A lot of mortgage offers for high-net-worth individuals tend to be contingent on the other services those banks are offering. Our stance is that we would love have a long-term relationship with those clients we class as entrepreneurial whether they have their business or are decision makers at major financial, or professional services firms.
We price our loans in relation to the risk and client strength. We sometimes find that very economically challenging and we see offers like that ebb and flow while we would rather be consistent. It is tough out there and we to see struggle how some of those loans are economically viable.
We have seen steady demand for people who can understand our value proposition. These clients understand risk intuitively and are often keen to repaid terms aggressively.
Ray Boulger, senior technical manager, John Charcol
One of the more difficult things with high end properties are the valuations. With a typical estate property it is pretty easy to get it within 5 per cent because there are likely to be similar sales but a lot of the top properties are very individual so there is much more scope for valuations to be very different from what the client expects.
If it is a remortgage that would not be surprising as most people struggle to put a realistic price on their home if they have not had it valued recently. With a purchase the fact you have a buyers normally sets the price but valuers might say there is only one buyer and the price was much more than it is worth.

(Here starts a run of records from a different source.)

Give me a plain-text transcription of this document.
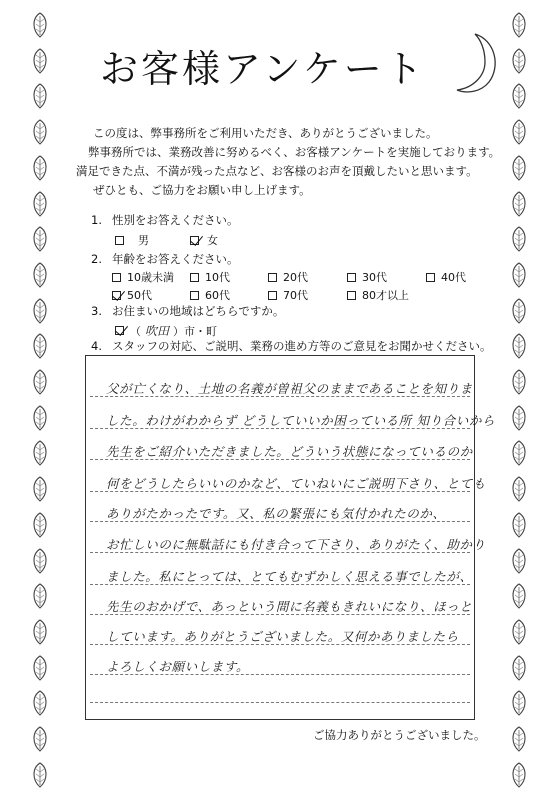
お客様アンケート

この度は、弊事務所をご利用いただき、ありがとうございました。

弊事務所では、業務改善に努めるべく、お客様アンケートを実施しております。

満足できた点、不満が残った点など、お客様のお声を頂戴したいと思います。

ぜひとも、ご協力をお願い申し上げます。

1. 性別をお答えください。
男	女
2. 年齢をお答えください。
10歳未満	10代	20代	30代	40代
50代	60代	70代	80才以上
3. お住まいの地域はどちらですか。
（ 吹田 ） 市・町
4. スタッフの対応、ご説明、業務の進め方等のご意見をお聞かせください。
父が亡くなり、土地の名義が曽祖父のままであることを知りま
した。わけがわからず どうしていいか困っている所 知り合いから
先生をご紹介いただきました。どういう状態になっているのか
何をどうしたらいいのかなど、ていねいにご説明下さり、とても
ありがたかったです。又、私の緊張にも気付かれたのか、
お忙しいのに無駄話にも付き合って下さり、ありがたく、助かり
ました。私にとっては、とてもむずかしく思える事でしたが、
先生のおかげで、あっという間に名義もきれいになり、ほっと
しています。ありがとうございました。又何かありましたら
よろしくお願いします。
ご協力ありがとうございました。
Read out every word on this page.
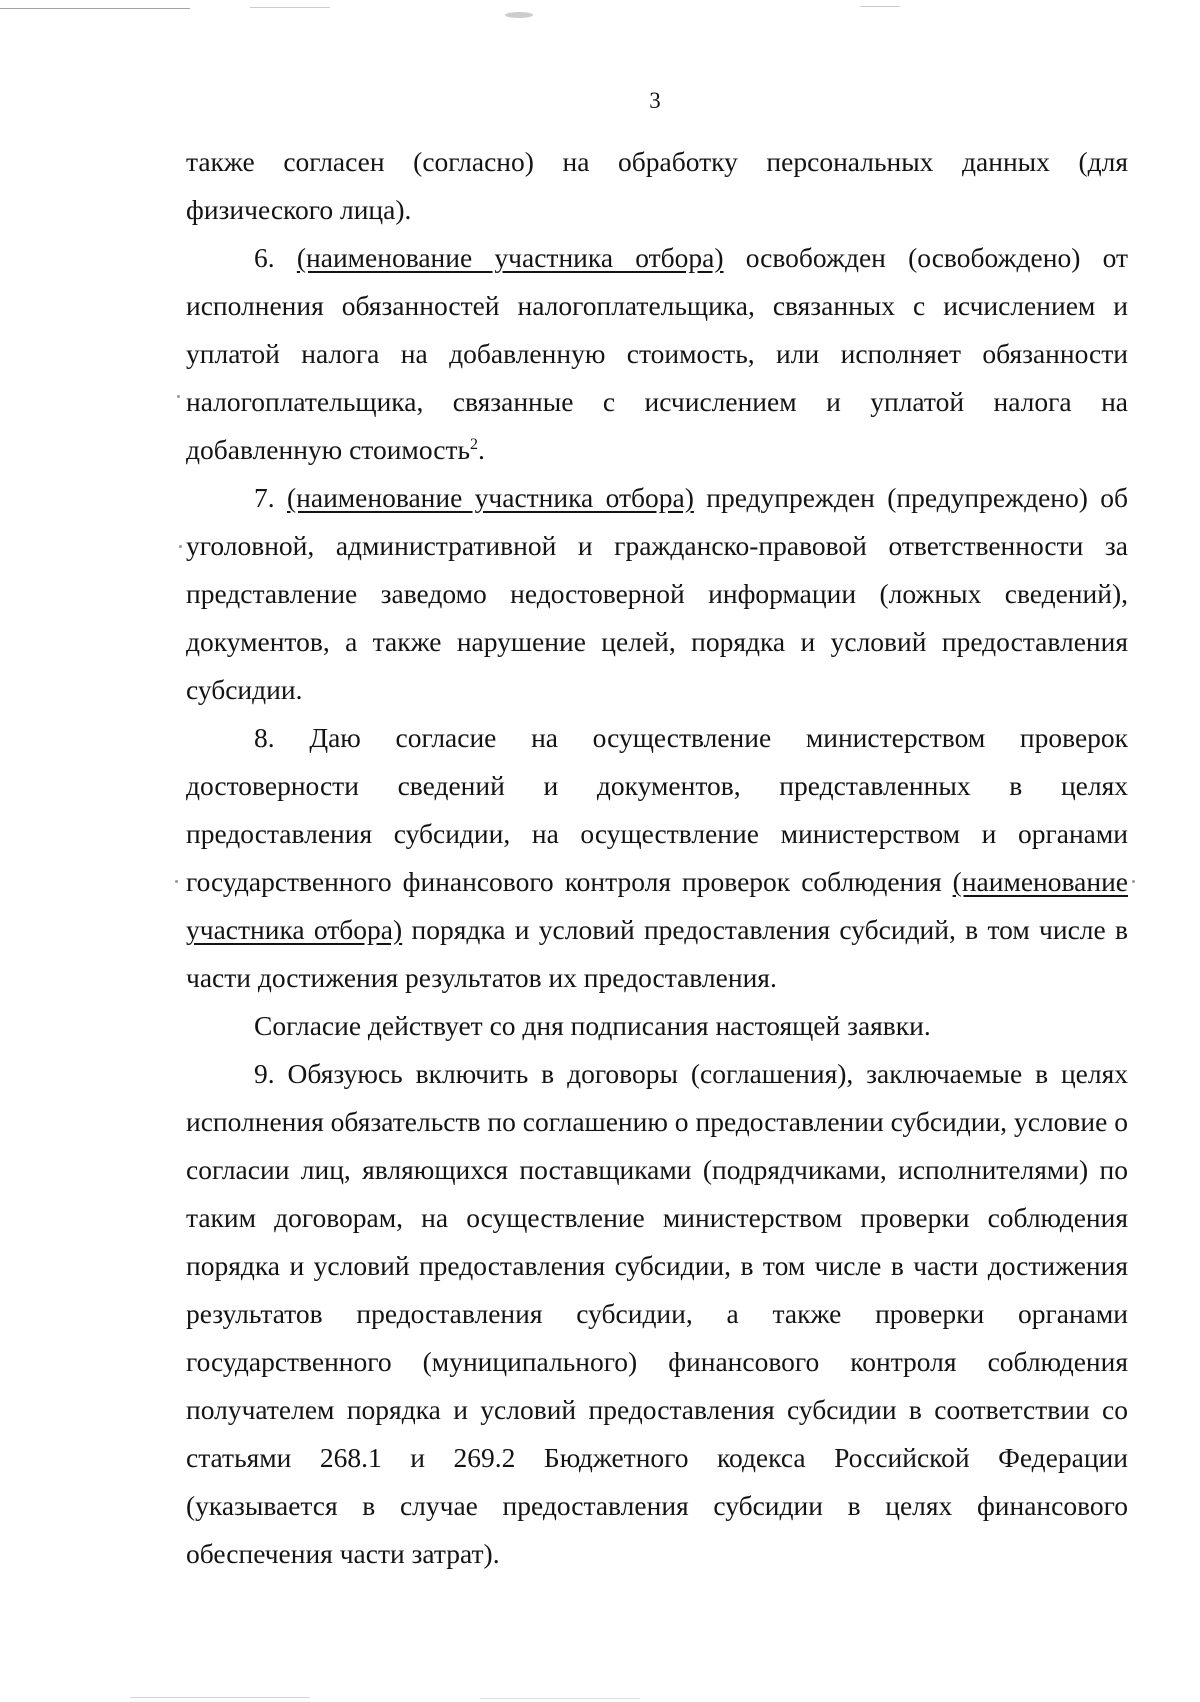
3

также согласен (согласно) на обработку персональных данных (для физического лица).

6. (наименование участника отбора) освобожден (освобождено) от исполнения обязанностей налогоплательщика, связанных с исчислением и уплатой налога на добавленную стоимость, или исполняет обязанности налогоплательщика, связанные с исчислением и уплатой налога на добавленную стоимость$^2$.

7. (наименование участника отбора) предупрежден (предупреждено) об уголовной, административной и гражданско-правовой ответственности за представление заведомо недостоверной информации (ложных сведений), документов, а также нарушение целей, порядка и условий предоставления субсидии.

8. Даю согласие на осуществление министерством проверок достоверности сведений и документов, представленных в целях предоставления субсидии, на осуществление министерством и органами государственного финансового контроля проверок соблюдения (наименование участника отбора) порядка и условий предоставления субсидий, в том числе в части достижения результатов их предоставления.

Согласие действует со дня подписания настоящей заявки.

9. Обязуюсь включить в договоры (соглашения), заключаемые в целях исполнения обязательств по соглашению о предоставлении субсидии, условие о согласии лиц, являющихся поставщиками (подрядчиками, исполнителями) по таким договорам, на осуществление министерством проверки соблюдения порядка и условий предоставления субсидии, в том числе в части достижения результатов предоставления субсидии, а также проверки органами государственного (муниципального) финансового контроля соблюдения получателем порядка и условий предоставления субсидии в соответствии со статьями 268.1 и 269.2 Бюджетного кодекса Российской Федерации (указывается в случае предоставления субсидии в целях финансового обеспечения части затрат).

If you are looking to borrow right on the margin in terms of LTVs you need to be very conscious of the risk the new valuation may result in you breaching the LTV margin. It maybe that borrowing at 75 per cent LTV might mean you have to pay a higher rate but if you get a down valuation you might be better going to another lender.
My impression was that the stamp duty going up to 7 per cent, or even 15 per cent with avoidance charge, would have a pretty negative impact on the sector. That was clearly the case in the short term but I have seen conflicting reports some have suggested after two or three month lull activity was back at pre-Budget levels.
The long-term impact is that because of the way stamp duty is set no one will buy a property for £2.05m. What the chancellor has done is create a void from £2m up to £2.1m or £2.25m where there will not be any transactions and that is a ridiculous situation.
It has an impact initially but the big question is how long does it last? As time goes on the impact starts to wear off because if you are buying a £3 or £4m property then the stamp duty is an annoyance but if you are in that sort of market you will have the money for the stamp duty. If you really want a £5m property you are not going to buy it because stamp duty is 7 per cent rather than 5 per cent.
The private banks will generally look at anything above £500,000 but equally some of the mainstream lenders will look at cases up to £2m. So if you have got a case between £500,000 and £2m you have a choice but above £2m there are far fewer options in the mainstream market.
A key part of brokering this sort of business is identifying whether the client is prepared to put some assets with the lender to manage and if so that widens the choice of lenders you can use. If not you have less choice but then any mortgage over £2m is down to individual negotiation.
The competition between private banks is not as strong as it was a year or so ago and there is more competition for good quality business from the mainstream lenders.